Prof Ng spends quite a bit of time on these issues in the lectures. It might be worth watching them again. In Sequence Models, there is quite a bit more flexibility in terms of the way you map from inputs to outputs than there are in DNN or CNN architectures. Look for the lecture in which Prof Ng shows this information, which I wrote in my notes:
What if T_x is different from T_y?
many to many (same or different)
many to one
one to one
one to many
He then proceeds to give examples of all those types of networks and the types of problems they are applicable for. An example of many to many with different input count and output count would be translating sentences from English into French or vice versa: the “timesteps” in the input are the individual words, but there is no guarantee that the French translation will have the same number of words (could be more or could be less in different examples). An example of “many to one” would be sentiment classification, where again the T_x is the number of words in the input sentence (which varies per sample) and then the output is one value (either “Positive/Negative” or maybe a softmax output with more choices).

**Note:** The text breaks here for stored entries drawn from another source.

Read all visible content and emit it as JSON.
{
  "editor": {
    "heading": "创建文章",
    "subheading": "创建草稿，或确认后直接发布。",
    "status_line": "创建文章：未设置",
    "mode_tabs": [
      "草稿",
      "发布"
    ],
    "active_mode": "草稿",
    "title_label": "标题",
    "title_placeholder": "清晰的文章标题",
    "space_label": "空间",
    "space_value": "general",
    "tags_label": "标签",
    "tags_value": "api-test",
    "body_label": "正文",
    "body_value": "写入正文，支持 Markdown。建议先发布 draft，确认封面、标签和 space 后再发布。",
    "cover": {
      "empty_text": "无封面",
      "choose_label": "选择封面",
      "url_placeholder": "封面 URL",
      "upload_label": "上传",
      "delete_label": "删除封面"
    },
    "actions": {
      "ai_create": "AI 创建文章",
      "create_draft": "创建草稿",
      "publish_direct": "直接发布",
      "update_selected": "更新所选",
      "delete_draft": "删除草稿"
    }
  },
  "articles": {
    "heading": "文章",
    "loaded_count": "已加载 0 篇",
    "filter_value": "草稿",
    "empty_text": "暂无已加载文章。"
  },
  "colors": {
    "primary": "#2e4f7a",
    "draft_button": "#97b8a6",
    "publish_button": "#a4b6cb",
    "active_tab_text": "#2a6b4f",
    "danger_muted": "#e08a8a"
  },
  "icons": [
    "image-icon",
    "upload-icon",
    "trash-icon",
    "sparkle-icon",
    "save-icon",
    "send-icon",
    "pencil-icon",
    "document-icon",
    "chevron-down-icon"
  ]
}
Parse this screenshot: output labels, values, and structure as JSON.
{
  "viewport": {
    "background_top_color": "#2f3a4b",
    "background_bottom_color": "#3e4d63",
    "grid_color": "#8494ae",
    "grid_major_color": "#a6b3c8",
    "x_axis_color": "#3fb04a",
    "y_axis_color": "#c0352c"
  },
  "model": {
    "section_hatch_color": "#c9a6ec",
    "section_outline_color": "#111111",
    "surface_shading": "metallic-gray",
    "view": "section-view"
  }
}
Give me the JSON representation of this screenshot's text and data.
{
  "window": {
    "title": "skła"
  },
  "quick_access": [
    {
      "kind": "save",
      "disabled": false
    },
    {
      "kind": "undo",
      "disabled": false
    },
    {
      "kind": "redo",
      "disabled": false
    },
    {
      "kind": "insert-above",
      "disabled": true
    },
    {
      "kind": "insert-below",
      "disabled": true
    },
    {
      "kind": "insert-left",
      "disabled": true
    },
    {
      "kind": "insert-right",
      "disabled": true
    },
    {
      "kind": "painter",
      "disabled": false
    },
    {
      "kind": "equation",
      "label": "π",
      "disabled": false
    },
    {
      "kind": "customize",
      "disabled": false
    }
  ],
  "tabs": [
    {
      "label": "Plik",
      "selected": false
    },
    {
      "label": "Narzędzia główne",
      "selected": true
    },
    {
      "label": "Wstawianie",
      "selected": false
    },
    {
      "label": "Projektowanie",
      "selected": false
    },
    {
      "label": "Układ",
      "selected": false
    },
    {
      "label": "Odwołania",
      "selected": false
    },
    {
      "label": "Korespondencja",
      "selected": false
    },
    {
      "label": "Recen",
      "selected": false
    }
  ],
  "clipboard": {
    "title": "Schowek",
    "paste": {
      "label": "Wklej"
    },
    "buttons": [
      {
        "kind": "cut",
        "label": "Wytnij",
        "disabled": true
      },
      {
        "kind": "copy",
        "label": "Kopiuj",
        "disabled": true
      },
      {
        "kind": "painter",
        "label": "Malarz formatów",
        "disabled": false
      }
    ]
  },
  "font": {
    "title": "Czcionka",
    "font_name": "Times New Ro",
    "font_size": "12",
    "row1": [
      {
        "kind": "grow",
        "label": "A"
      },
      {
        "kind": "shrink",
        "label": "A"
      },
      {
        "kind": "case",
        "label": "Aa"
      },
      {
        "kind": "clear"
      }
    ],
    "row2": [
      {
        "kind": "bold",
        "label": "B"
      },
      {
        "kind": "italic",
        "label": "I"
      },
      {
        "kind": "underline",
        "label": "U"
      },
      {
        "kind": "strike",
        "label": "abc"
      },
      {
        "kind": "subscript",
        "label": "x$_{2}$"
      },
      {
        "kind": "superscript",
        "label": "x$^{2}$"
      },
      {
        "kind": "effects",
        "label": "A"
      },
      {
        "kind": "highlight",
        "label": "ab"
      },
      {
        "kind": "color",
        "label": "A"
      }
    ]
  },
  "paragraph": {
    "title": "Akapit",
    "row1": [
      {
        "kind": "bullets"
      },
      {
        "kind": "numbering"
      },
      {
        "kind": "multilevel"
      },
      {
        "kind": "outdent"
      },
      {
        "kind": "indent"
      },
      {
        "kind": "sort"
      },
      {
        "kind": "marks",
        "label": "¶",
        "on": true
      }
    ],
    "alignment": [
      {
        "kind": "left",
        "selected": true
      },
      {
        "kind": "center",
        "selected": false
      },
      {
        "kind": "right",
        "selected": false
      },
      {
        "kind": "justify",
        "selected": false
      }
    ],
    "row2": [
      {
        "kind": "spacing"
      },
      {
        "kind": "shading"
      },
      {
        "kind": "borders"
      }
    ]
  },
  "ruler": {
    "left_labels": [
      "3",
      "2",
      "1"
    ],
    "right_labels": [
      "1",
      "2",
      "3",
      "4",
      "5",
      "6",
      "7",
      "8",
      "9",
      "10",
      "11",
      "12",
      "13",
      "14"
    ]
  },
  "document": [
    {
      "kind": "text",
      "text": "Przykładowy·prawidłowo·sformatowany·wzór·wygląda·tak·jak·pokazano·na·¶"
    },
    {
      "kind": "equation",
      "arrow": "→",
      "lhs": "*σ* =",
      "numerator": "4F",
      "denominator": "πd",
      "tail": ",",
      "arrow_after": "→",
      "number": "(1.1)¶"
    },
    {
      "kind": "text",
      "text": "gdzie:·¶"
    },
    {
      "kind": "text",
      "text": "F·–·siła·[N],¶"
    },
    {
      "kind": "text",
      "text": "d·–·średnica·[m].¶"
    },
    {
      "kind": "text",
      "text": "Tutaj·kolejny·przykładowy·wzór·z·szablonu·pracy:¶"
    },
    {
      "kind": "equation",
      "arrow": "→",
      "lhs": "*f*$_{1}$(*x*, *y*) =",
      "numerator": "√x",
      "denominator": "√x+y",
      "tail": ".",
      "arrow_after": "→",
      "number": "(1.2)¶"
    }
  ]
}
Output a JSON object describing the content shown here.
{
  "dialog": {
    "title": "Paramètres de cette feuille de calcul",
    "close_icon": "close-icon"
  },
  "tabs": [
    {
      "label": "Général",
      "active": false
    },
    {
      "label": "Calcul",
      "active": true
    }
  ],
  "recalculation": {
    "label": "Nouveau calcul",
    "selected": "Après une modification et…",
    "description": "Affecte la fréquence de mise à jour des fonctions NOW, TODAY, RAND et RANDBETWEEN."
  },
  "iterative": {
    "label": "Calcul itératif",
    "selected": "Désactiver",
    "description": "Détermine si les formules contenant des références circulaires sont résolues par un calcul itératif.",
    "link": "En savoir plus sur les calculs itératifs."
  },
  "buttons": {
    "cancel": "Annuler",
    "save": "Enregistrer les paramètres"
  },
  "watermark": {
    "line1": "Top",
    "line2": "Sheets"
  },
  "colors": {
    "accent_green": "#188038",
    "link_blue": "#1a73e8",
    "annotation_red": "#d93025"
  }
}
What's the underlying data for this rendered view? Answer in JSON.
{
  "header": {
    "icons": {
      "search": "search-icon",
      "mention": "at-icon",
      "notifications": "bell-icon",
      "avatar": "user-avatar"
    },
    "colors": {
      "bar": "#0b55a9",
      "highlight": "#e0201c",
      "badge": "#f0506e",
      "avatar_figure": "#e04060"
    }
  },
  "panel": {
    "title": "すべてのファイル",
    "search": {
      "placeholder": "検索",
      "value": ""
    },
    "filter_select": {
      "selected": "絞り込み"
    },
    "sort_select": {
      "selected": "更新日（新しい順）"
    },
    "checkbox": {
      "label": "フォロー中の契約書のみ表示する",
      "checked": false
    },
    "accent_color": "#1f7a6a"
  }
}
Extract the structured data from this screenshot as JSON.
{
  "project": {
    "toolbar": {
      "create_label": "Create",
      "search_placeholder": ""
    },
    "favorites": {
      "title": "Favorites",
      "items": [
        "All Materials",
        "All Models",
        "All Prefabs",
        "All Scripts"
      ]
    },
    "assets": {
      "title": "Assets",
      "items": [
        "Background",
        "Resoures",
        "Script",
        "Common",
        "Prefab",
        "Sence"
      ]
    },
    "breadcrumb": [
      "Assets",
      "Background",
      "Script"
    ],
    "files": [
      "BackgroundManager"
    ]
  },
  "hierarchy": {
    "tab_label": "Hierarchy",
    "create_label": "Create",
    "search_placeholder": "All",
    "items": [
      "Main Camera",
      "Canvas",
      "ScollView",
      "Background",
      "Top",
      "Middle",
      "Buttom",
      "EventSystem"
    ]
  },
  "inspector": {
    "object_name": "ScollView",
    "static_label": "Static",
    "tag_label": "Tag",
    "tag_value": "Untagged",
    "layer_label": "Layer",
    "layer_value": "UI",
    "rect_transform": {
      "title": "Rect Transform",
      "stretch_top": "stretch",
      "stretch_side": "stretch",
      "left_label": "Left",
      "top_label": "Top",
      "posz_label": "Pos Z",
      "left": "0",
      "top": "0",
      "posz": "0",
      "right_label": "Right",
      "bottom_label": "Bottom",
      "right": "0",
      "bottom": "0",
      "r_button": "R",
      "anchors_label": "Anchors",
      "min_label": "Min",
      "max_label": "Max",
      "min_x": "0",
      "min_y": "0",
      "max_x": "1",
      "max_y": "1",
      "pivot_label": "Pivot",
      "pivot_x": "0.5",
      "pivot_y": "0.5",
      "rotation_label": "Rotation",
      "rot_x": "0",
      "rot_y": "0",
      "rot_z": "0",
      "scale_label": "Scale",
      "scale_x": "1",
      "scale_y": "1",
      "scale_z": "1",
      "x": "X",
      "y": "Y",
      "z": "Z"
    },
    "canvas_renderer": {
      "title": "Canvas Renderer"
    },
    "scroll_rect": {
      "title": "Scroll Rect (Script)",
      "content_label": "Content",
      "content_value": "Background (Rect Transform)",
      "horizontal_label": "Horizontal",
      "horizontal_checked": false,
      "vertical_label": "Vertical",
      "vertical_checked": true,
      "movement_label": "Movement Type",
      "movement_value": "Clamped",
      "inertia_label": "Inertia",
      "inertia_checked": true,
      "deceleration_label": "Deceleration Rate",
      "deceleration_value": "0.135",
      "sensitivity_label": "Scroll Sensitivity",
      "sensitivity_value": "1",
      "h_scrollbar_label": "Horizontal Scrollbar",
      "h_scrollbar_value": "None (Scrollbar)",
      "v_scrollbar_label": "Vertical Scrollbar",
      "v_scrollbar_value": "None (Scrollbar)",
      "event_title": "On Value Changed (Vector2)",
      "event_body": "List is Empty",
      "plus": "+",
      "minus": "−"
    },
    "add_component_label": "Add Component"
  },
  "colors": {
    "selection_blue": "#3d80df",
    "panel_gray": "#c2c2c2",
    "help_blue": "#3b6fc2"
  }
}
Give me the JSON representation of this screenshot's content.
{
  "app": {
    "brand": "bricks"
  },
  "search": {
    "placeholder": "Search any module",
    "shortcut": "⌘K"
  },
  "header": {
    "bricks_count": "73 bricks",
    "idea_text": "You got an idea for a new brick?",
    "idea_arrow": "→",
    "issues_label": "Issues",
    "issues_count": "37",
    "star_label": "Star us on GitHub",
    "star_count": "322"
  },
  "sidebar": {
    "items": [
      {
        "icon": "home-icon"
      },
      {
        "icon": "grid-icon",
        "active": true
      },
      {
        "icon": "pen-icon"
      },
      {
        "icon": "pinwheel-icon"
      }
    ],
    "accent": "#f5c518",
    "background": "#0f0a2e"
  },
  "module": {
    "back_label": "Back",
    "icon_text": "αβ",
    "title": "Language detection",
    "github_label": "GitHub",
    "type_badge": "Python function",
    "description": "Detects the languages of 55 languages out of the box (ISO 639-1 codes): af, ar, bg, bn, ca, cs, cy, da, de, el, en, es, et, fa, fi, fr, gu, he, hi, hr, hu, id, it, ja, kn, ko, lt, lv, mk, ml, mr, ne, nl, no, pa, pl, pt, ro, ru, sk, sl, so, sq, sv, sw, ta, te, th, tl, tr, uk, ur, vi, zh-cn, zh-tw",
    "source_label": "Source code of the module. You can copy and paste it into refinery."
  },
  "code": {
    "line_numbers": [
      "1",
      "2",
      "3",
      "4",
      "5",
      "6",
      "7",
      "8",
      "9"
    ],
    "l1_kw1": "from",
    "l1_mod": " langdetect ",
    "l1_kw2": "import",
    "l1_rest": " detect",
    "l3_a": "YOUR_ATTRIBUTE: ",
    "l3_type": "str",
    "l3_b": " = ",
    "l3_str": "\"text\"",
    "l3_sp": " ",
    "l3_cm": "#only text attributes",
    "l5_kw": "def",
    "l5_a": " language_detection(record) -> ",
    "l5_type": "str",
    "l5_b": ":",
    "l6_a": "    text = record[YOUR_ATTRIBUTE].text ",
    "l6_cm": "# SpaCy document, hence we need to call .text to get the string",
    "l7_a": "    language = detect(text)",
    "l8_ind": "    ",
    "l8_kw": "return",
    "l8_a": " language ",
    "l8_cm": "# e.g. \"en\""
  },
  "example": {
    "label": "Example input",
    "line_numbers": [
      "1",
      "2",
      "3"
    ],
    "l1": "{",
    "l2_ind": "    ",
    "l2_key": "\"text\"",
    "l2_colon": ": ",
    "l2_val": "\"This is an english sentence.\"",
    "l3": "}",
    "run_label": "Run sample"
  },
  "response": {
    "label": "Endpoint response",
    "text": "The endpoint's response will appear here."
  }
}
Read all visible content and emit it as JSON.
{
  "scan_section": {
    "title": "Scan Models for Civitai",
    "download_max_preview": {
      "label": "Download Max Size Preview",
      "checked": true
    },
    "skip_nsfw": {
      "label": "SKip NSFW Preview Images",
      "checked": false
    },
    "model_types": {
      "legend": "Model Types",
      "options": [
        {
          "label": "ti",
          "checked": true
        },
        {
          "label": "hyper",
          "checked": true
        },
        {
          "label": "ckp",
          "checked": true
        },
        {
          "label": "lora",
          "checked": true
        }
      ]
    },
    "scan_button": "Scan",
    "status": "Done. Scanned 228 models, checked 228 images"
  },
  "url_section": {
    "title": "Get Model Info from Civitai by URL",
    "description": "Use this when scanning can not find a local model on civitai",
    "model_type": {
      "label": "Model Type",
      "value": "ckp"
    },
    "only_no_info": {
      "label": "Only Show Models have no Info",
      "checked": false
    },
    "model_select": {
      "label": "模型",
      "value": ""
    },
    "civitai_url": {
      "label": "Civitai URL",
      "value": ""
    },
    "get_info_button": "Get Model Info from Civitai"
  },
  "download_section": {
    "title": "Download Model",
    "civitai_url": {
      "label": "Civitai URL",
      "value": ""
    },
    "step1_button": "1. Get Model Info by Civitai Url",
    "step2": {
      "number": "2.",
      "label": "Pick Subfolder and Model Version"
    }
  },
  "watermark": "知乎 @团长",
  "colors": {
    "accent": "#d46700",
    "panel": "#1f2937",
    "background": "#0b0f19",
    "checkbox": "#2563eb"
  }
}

n_a is the size of the “hidden state” of your RNN node. If you mean the shape of the input, it would be (nx, m, Tx), which would be (1000, 3, 4) in your example. Then the output would be (ny, m, Ty) which would be (2, 3, 1) in that case, because there is only one timestep in the output (the sentiment). It might be the case that you could get away with (1, 3, 1) in that case: a binary output is a special case of softmax with n = 2, so you really only need one value to represent the answer (meaning that a “one hot” vector with two elements is redundant).